Lazebnik, Schmid, et Ponce (2006) proposed to subdivide the image into four quadrants. Each quadrant is subdivided into four other quadrants, and so on. The purpose of these subdivisions is to take into account the spatial layout of features in the image. The results obtained are encouraging. Indeed, this method does not take into account the relationship between features in the spatial layout of different quadrants in the image. These relationships can give relevant information about the image. Consequently, we had a new reflection to remedy this problem. Indeed, the image is split in height at several levels and then in the same way in width. Also, to improve the recognition of facial expressions, we propose to use the Local Binary Patterns (LBP) descriptor to extract local characteristics. The idea behind the combination of LBP and the hierarchical spatial pyramid is to make it easier to take into account variations in texture resolution.
LBP descriptor was proposed by Ojala, Pietikäinen, et Harwood (1996). It emerged as one of the most important texture analysis descriptors. In the latest trends, it is increasingly suited for face recognition. LBP is simple, computationally efficient, robust, and derives local attributes efficiently against variations in luminance. For these reasons, several researchers have chosen this descriptor to represent the characteristics of images containing facial expressions to recognize them (Yaddaden, Adda, & Bouzouane, 2021; Lakshmi, & Ponnusamy, 2021; Huang, Ardabilian, Wang & Chen, 2012; Wang et al., 2020). The principle of the LBP descriptor is to study the relationship between a pixel and its neighbors. The goal is to build a binary description of this pixel by exploiting the information of its neighbors. Large dimension extracted features are more and more prevalent in FER.

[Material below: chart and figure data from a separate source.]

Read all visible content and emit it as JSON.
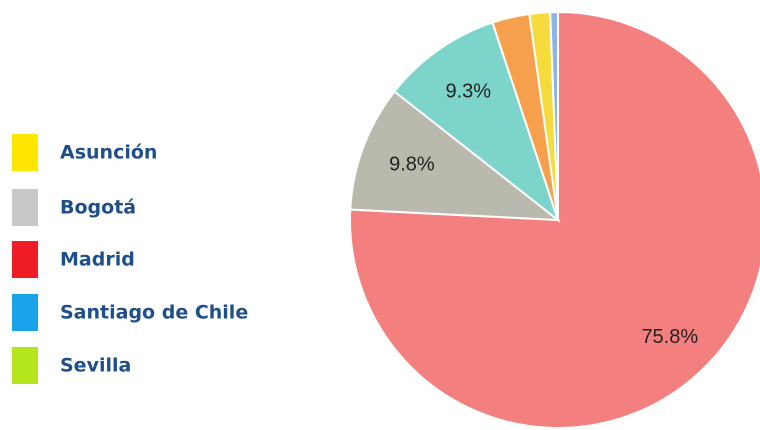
{
  "legend": [
    {
      "label": "Asunción",
      "color": "#ffe600"
    },
    {
      "label": "Bogotá",
      "color": "#c8c8c8"
    },
    {
      "label": "Madrid",
      "color": "#ee1c25"
    },
    {
      "label": "Santiago de Chile",
      "color": "#1aa3e8"
    },
    {
      "label": "Sevilla",
      "color": "#b5e61d"
    }
  ],
  "chart_data": {
    "type": "pie",
    "values": [
      75.8,
      9.8,
      9.3,
      2.9,
      1.6,
      0.6
    ],
    "value_labels": [
      "75.8%",
      "9.8%",
      "9.3%",
      null,
      null,
      null
    ],
    "colors": [
      "#f47f7f",
      "#bab9ad",
      "#7dd4cb",
      "#f6a04e",
      "#f5dc3c",
      "#8db4e8"
    ]
  }
}
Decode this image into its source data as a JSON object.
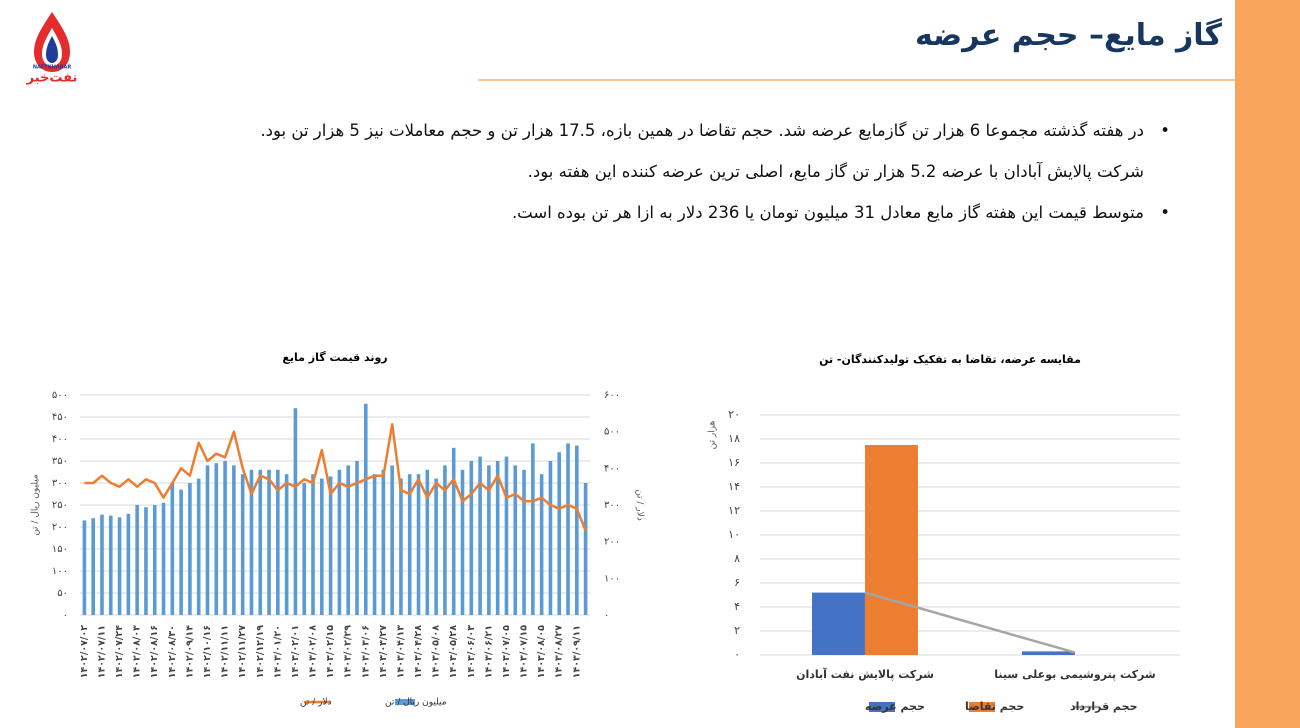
{
  "logo": {
    "brand_latin": "NAFTKHABAR",
    "brand": "نفت‌خبر"
  },
  "header": {
    "title": "گاز مایع– حجم عرضه"
  },
  "bullets": [
    {
      "text": "در هفته گذشته مجموعا 6 هزار تن گازمایع عرضه شد. حجم تقاضا در همین بازه، 17.5 هزار تن و حجم معاملات نیز 5 هزار تن بود.",
      "bullet": true
    },
    {
      "text": "شرکت پالایش آبادان با عرضه 5.2 هزار تن گاز مایع، اصلی ترین عرضه کننده این هفته بود.",
      "bullet": false
    },
    {
      "text": "متوسط قیمت این هفته گاز مایع معادل 31 میلیون تومان یا 236 دلار به ازا هر تن بوده است.",
      "bullet": true
    }
  ],
  "chart_data": [
    {
      "type": "bar",
      "title": "روند قیمت گاز مایع",
      "y_label": "میلیون ریال / تن",
      "y2_label": "دلار / تن",
      "grid": true,
      "categories": [
        "۱۴۰۲/۰۷/۰۲",
        null,
        "۱۴۰۲/۰۷/۱۱",
        null,
        "۱۴۰۲/۰۷/۲۴",
        null,
        "۱۴۰۲/۰۸/۰۳",
        null,
        "۱۴۰۲/۰۸/۱۶",
        null,
        "۱۴۰۲/۰۸/۳۰",
        null,
        "۱۴۰۲/۰۹/۱۴",
        null,
        "۱۴۰۲/۱۰/۱۶",
        null,
        "۱۴۰۲/۱۱/۱۱",
        null,
        "۱۴۰۲/۱۱/۲۷",
        null,
        "۱۴۰۲/۱۲/۱۹",
        null,
        "۱۴۰۳/۰۱/۲۰",
        null,
        "۱۴۰۳/۰۲/۰۱",
        null,
        "۱۴۰۳/۰۲/۰۸",
        null,
        "۱۴۰۳/۰۲/۱۵",
        null,
        "۱۴۰۳/۰۲/۲۹",
        null,
        "۱۴۰۳/۰۳/۰۶",
        null,
        "۱۴۰۳/۰۳/۲۷",
        null,
        "۱۴۰۳/۰۴/۱۳",
        null,
        "۱۴۰۳/۰۴/۲۸",
        null,
        "۱۴۰۳/۰۵/۰۸",
        null,
        "۱۴۰۳/۰۵/۲۸",
        null,
        "۱۴۰۳/۰۶/۰۳",
        null,
        "۱۴۰۳/۰۶/۲۱",
        null,
        "۱۴۰۳/۰۷/۰۵",
        null,
        "۱۴۰۳/۰۷/۱۵",
        null,
        "۱۴۰۳/۰۸/۰۵",
        null,
        "۱۴۰۳/۰۸/۲۷",
        null,
        "۱۴۰۳/۰۹/۱۱",
        null
      ],
      "series": [
        {
          "name": "میلیون ریال / تن",
          "color": "#5B9BD5",
          "type": "bar",
          "values": [
            215,
            220,
            228,
            226,
            222,
            230,
            250,
            245,
            250,
            255,
            300,
            285,
            300,
            310,
            340,
            345,
            350,
            340,
            320,
            330,
            330,
            330,
            330,
            320,
            470,
            300,
            320,
            310,
            315,
            330,
            340,
            350,
            480,
            320,
            330,
            340,
            310,
            320,
            320,
            330,
            310,
            340,
            380,
            330,
            350,
            360,
            340,
            350,
            360,
            340,
            330,
            390,
            320,
            350,
            370,
            390,
            385,
            300
          ]
        },
        {
          "name": "دلار / تن",
          "color": "#ED7D31",
          "type": "line",
          "axis": "y2",
          "values": [
            360,
            360,
            380,
            360,
            350,
            370,
            350,
            370,
            360,
            320,
            360,
            400,
            380,
            470,
            420,
            440,
            430,
            500,
            400,
            330,
            380,
            370,
            340,
            360,
            350,
            370,
            360,
            450,
            330,
            360,
            350,
            360,
            370,
            380,
            380,
            520,
            340,
            330,
            370,
            320,
            360,
            340,
            370,
            310,
            330,
            360,
            340,
            380,
            320,
            330,
            310,
            310,
            320,
            300,
            290,
            300,
            290,
            230
          ]
        }
      ],
      "ylim": [
        0,
        500
      ],
      "yticks": [
        {
          "value": 0,
          "label": "۰"
        },
        {
          "value": 50,
          "label": "۵۰"
        },
        {
          "value": 100,
          "label": "۱۰۰"
        },
        {
          "value": 150,
          "label": "۱۵۰"
        },
        {
          "value": 200,
          "label": "۲۰۰"
        },
        {
          "value": 250,
          "label": "۲۵۰"
        },
        {
          "value": 300,
          "label": "۳۰۰"
        },
        {
          "value": 350,
          "label": "۳۵۰"
        },
        {
          "value": 400,
          "label": "۴۰۰"
        },
        {
          "value": 450,
          "label": "۴۵۰"
        },
        {
          "value": 500,
          "label": "۵۰۰"
        }
      ],
      "y2lim": [
        0,
        600
      ],
      "y2ticks": [
        {
          "value": 0,
          "label": "۰"
        },
        {
          "value": 100,
          "label": "۱۰۰"
        },
        {
          "value": 200,
          "label": "۲۰۰"
        },
        {
          "value": 300,
          "label": "۳۰۰"
        },
        {
          "value": 400,
          "label": "۴۰۰"
        },
        {
          "value": 500,
          "label": "۵۰۰"
        },
        {
          "value": 600,
          "label": "۶۰۰"
        }
      ]
    },
    {
      "type": "bar",
      "title": "مقایسه عرضه، تقاضا به تفکیک تولیدکنندگان- تن",
      "y_label": "هزار تن",
      "grid": true,
      "categories": [
        "شرکت پالایش نفت آبادان",
        "شرکت پتروشیمی بوعلی سینا"
      ],
      "series": [
        {
          "name": "حجم عرضه",
          "color": "#4472C4",
          "type": "bar",
          "values": [
            5.2,
            0.3
          ]
        },
        {
          "name": "حجم تقاضا",
          "color": "#ED7D31",
          "type": "bar",
          "values": [
            17.5,
            0
          ]
        },
        {
          "name": "حجم قرارداد",
          "color": "#A5A5A5",
          "type": "line",
          "values": [
            5.2,
            0.2
          ]
        }
      ],
      "ylim": [
        0,
        20
      ],
      "yticks": [
        {
          "value": 0,
          "label": "۰"
        },
        {
          "value": 2,
          "label": "۲"
        },
        {
          "value": 4,
          "label": "۴"
        },
        {
          "value": 6,
          "label": "۶"
        },
        {
          "value": 8,
          "label": "۸"
        },
        {
          "value": 10,
          "label": "۱۰"
        },
        {
          "value": 12,
          "label": "۱۲"
        },
        {
          "value": 14,
          "label": "۱۴"
        },
        {
          "value": 16,
          "label": "۱۶"
        },
        {
          "value": 18,
          "label": "۱۸"
        },
        {
          "value": 20,
          "label": "۲۰"
        }
      ]
    }
  ]
}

Our goal in this paper is to collect the maximum amount of information that can represent facial expressions in an image using HSP combined with LBP. The features extracted using HSP combined with LBP are large. Therefore, the proposed method is to extract features and capture spatial information in an image. Although, we remain supportive of the goal of developing robust and geometrically invariant representations of facial expressions. Indeed, reducing this dimensionality considerably in an interpretable way is a very critical task. The difficulty lies in preserving most of the information contained in the features.